The Rare-Earth Crisis
Today's electric cars and wind turbines rely on a few elements that are mined almost entirely in China. Demand for these materials may soon exceed supply. Will this be China's next great economic advantage?
- May/June 2011
- By Katherine Bourzac
Mighty mine: This 50-acre mine on the eastern edge of California’s Mojave Desert was once the world’s leading supplier of rare-earth metals. Water pooled at the bottom of the mine while it lay idle after being shut down a decade ago. Credit: Photography by Daniel Hennessy
On the eastern edge of the Mojave Desert, an hour's drive southwest of Las Vegas in Mountain Pass, California, lies a 1.4-billion-year-old deposit of cerium, neodymium, and other metals that is the richest source of rare-earth elements in the United States. Beside hills populated by cacti, Joshua trees, and wandering tortoises is a vast waste dump of tan and white rocks that was built up over more than 50 years of production at a 50-acre open-pit mine here. The mine was once the world's biggest producer of these metals, which are crucial to such diverse products as computer hard drives, compact fluorescent light bulbs, and the magnets used in electric vehicles' motors. And the site still holds enough of them to mine for at least another 30 years. But in 2002 it was shut down, owing to severe environmental problems and the emergence of Chinese producers that supplied the metals at lower cost. The mine sat idle for a decade.
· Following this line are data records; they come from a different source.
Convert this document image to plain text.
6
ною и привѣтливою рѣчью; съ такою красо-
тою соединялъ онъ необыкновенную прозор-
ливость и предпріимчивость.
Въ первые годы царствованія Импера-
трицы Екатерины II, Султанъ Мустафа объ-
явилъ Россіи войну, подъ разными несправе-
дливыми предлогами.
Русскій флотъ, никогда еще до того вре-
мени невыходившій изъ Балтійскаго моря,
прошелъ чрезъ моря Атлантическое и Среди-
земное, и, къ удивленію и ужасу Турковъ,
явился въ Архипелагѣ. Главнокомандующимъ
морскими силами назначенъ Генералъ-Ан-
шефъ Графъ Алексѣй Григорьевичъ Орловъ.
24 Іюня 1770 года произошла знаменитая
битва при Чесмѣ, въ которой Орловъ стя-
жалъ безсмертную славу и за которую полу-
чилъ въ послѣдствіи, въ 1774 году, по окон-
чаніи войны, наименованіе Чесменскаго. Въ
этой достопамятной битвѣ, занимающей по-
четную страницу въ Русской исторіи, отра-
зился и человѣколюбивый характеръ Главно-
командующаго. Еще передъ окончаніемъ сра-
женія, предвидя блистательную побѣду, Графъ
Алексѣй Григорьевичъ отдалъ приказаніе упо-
With worldwide demand for the materials exploding, the site's owner, Molycorp Minerals, restarted mining at Mountain Pass last December. It is now the Western Hemisphere's only producer of rare-earth metals and one of just a handful outside of China, which currently produces 95 percent of the world's supply. Last September, after China stopped exporting the materials to Japan for two months, countries around the world began scrambling to secure their own sources. But even without Chinese restrictions and with the revival of the California mine, worldwide supplies of some rare earths could soon fall short of demand. Of particular concern are neodymium and dysprosium, which are used to make magnets that help generate torque in the motors of electric and hybrid cars and convert torque into electricity in large wind turbines. In a report released last December, the U.S. Department of Energy estimated that widespread use of electric-drive vehicles and offshore wind farms could cause shortages of these metals by 2015.